Biocon is actively pursuing in-licensing opportunities to expand its biosimilars portfolio as part of a strategic shift aimed at leveraging its growing global commercial presence, Managing Director and Chief Executive Officer Shreehas Tambe said Thursday. The company seeks to strengthen its existing therapy franchises through disciplined product acquisitions that complement, rather than create entirely new markets.

Tambe highlighted etanercept as an example of Biocon’s in-licensing approach, noting that while the company did not develop the product internally, acquiring it helped complete its portfolio and align with its commercial strategy. This approach reflects Biocon’s broader transition in the 2026-27 financial year (FY27) from a “preserve” phase, characterized by major investments, to a “consolidate” phase focused on maximizing capacity utilization, expanding profit margins, and improving return on capital employed.

The company anticipates a multi-product launch cycle to drive revenue growth during FY27, with a particular impact expected in the second half. Biocon plans to introduce five biosimilars in the United States over the next year. Among current offerings, Yesintek, the company’s biosimilar to Stelara, has captured nearly 20 percent market share.
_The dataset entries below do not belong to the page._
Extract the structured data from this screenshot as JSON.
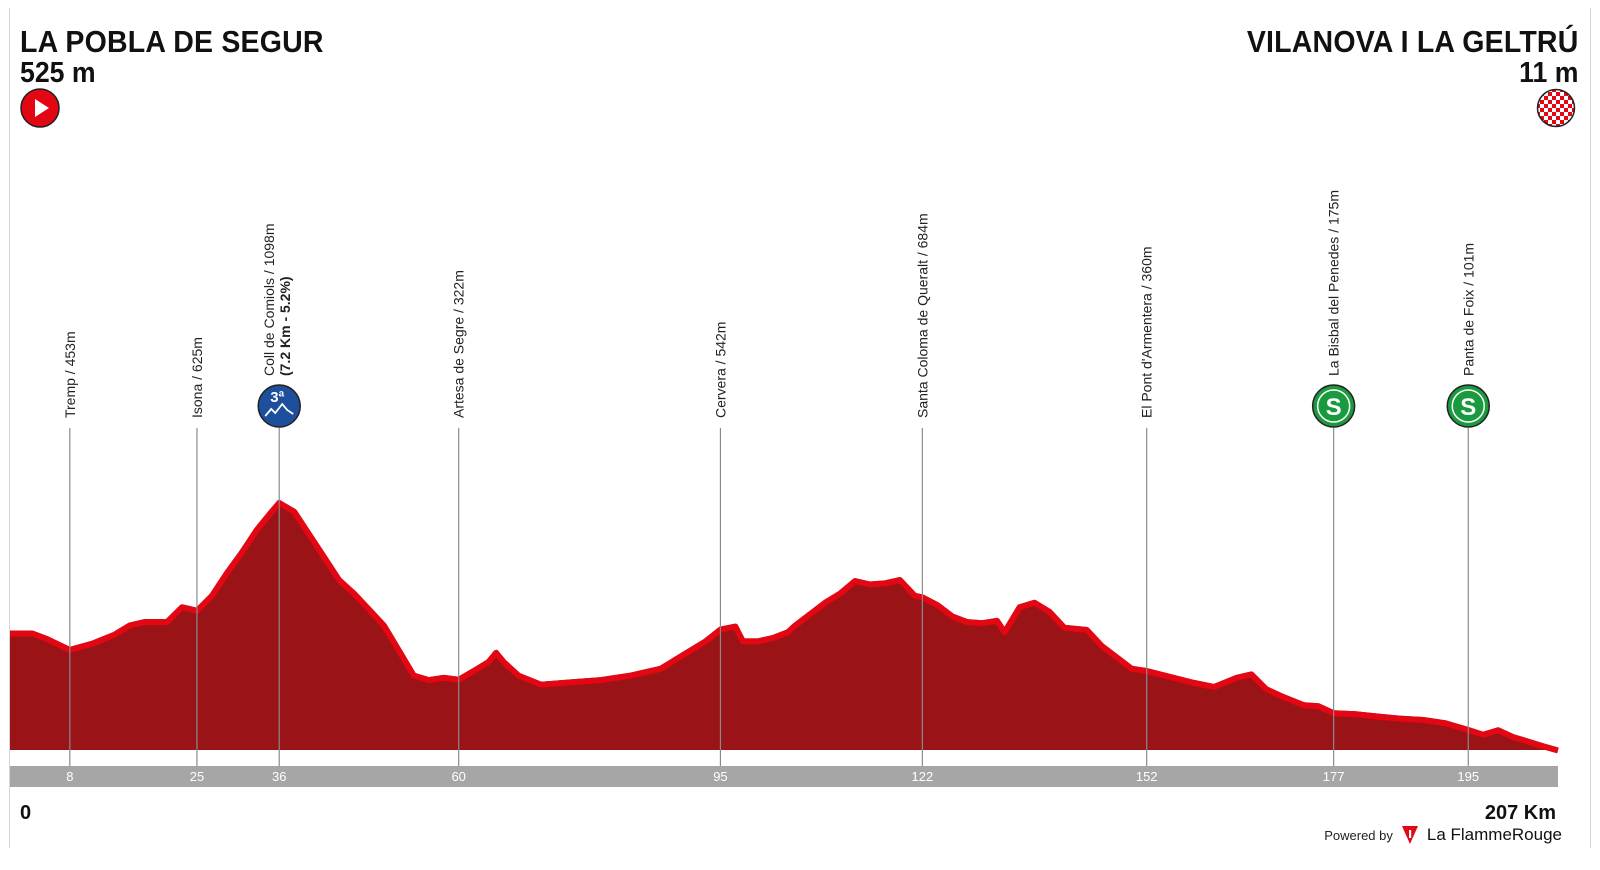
{
  "start": {
    "name": "LA POBLA DE SEGUR",
    "altitude": "525 m"
  },
  "finish": {
    "name": "VILANOVA I LA GELTRÚ",
    "altitude": "11 m"
  },
  "footer": {
    "km_start": "0",
    "km_end": "207 Km",
    "powered_by": "Powered by",
    "brand": "La FlammeRouge"
  },
  "colors": {
    "profile_fill": "#9a1316",
    "profile_edge": "#e30613",
    "axis_bar": "#a6a6a6",
    "start_icon": "#e30613",
    "kom_badge": "#1d4f9c",
    "sprint_badge": "#1a9a3e"
  },
  "icons": {
    "start": "play-icon",
    "finish": "checkered-flag-icon",
    "climb": "mountain-3rd-category-icon",
    "sprint": "sprint-s-icon"
  },
  "chart_data": {
    "type": "area",
    "title": "",
    "xlabel": "",
    "ylabel": "",
    "x_unit": "km",
    "y_unit": "m",
    "xlim": [
      0,
      207
    ],
    "ylim": [
      0,
      1098
    ],
    "elevation": [
      [
        0,
        525
      ],
      [
        3,
        525
      ],
      [
        5,
        500
      ],
      [
        8,
        453
      ],
      [
        11,
        480
      ],
      [
        14,
        520
      ],
      [
        16,
        560
      ],
      [
        18,
        575
      ],
      [
        21,
        575
      ],
      [
        23,
        640
      ],
      [
        25,
        625
      ],
      [
        27,
        690
      ],
      [
        29,
        790
      ],
      [
        31,
        880
      ],
      [
        33,
        980
      ],
      [
        35,
        1060
      ],
      [
        36,
        1098
      ],
      [
        38,
        1060
      ],
      [
        40,
        960
      ],
      [
        42,
        860
      ],
      [
        44,
        760
      ],
      [
        46,
        700
      ],
      [
        48,
        630
      ],
      [
        50,
        560
      ],
      [
        52,
        450
      ],
      [
        54,
        340
      ],
      [
        56,
        320
      ],
      [
        58,
        330
      ],
      [
        60,
        322
      ],
      [
        62,
        360
      ],
      [
        64,
        400
      ],
      [
        65,
        440
      ],
      [
        66,
        400
      ],
      [
        68,
        340
      ],
      [
        71,
        300
      ],
      [
        75,
        310
      ],
      [
        79,
        320
      ],
      [
        83,
        340
      ],
      [
        87,
        370
      ],
      [
        90,
        430
      ],
      [
        93,
        490
      ],
      [
        95,
        542
      ],
      [
        97,
        555
      ],
      [
        98,
        490
      ],
      [
        100,
        490
      ],
      [
        102,
        505
      ],
      [
        104,
        530
      ],
      [
        105,
        560
      ],
      [
        107,
        610
      ],
      [
        109,
        660
      ],
      [
        111,
        700
      ],
      [
        113,
        755
      ],
      [
        115,
        740
      ],
      [
        117,
        745
      ],
      [
        119,
        760
      ],
      [
        121,
        690
      ],
      [
        122,
        684
      ],
      [
        124,
        650
      ],
      [
        126,
        600
      ],
      [
        128,
        575
      ],
      [
        130,
        570
      ],
      [
        132,
        580
      ],
      [
        133,
        530
      ],
      [
        135,
        640
      ],
      [
        137,
        660
      ],
      [
        139,
        620
      ],
      [
        141,
        550
      ],
      [
        144,
        540
      ],
      [
        146,
        470
      ],
      [
        148,
        420
      ],
      [
        150,
        370
      ],
      [
        152,
        360
      ],
      [
        155,
        335
      ],
      [
        158,
        310
      ],
      [
        161,
        290
      ],
      [
        164,
        330
      ],
      [
        166,
        345
      ],
      [
        168,
        280
      ],
      [
        170,
        250
      ],
      [
        173,
        210
      ],
      [
        175,
        205
      ],
      [
        177,
        175
      ],
      [
        180,
        170
      ],
      [
        183,
        160
      ],
      [
        186,
        150
      ],
      [
        189,
        145
      ],
      [
        192,
        130
      ],
      [
        195,
        101
      ],
      [
        197,
        80
      ],
      [
        199,
        100
      ],
      [
        201,
        70
      ],
      [
        203,
        50
      ],
      [
        205,
        30
      ],
      [
        207,
        11
      ]
    ],
    "km_markers": [
      8,
      25,
      36,
      60,
      95,
      122,
      152,
      177,
      195
    ],
    "points": [
      {
        "km": 8,
        "label": "Tremp  / 453m",
        "type": "place"
      },
      {
        "km": 25,
        "label": "Isona / 625m",
        "type": "place"
      },
      {
        "km": 36,
        "label": "Coll de Comiols / 1098m",
        "detail": "(7.2 Km - 5.2%)",
        "type": "kom",
        "badge": "3ª"
      },
      {
        "km": 60,
        "label": "Artesa de Segre / 322m",
        "type": "place"
      },
      {
        "km": 95,
        "label": "Cervera / 542m",
        "type": "place"
      },
      {
        "km": 122,
        "label": "Santa Coloma de Queralt / 684m",
        "type": "place"
      },
      {
        "km": 152,
        "label": "El Pont d'Armentera / 360m",
        "type": "place"
      },
      {
        "km": 177,
        "label": "La Bisbal del Penedes / 175m",
        "type": "sprint",
        "badge": "S"
      },
      {
        "km": 195,
        "label": "Panta de Foix / 101m",
        "type": "sprint",
        "badge": "S"
      }
    ]
  }
}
Recent launches of denosumab biosimilars have bolstered Biocon’s oncology and bone health segments. Additionally, insulin aspart, marketed as Kirsty, has been introduced within closed-door networks and is slated to expand into commercial payer channels later in the year.

Two further biosimilars, aflibercept branded Yesafili and bevacizumab, are projected to enter the U.S. market and contribute to sales growth in the latter half of FY27. Tambe emphasized that while driving top-line growth and gaining market share remain priorities, the company also aims to maintain sustainable margins and achieve profitable expansion.

On profitability, Biocon’s biosimilar business reported an earnings before interest, taxes, depreciation, and amortization (EBITDA) margin of 26 percent in the fourth quarter of FY26, matching the full-year margin and marking a 40 percent increase on a like-for-like basis compared to previous periods. The company’s efforts to enhance its biosimilars portfolio through strategic in-licensing and product launches underscore its focus on consolidating gains and improving capital efficiency moving forward.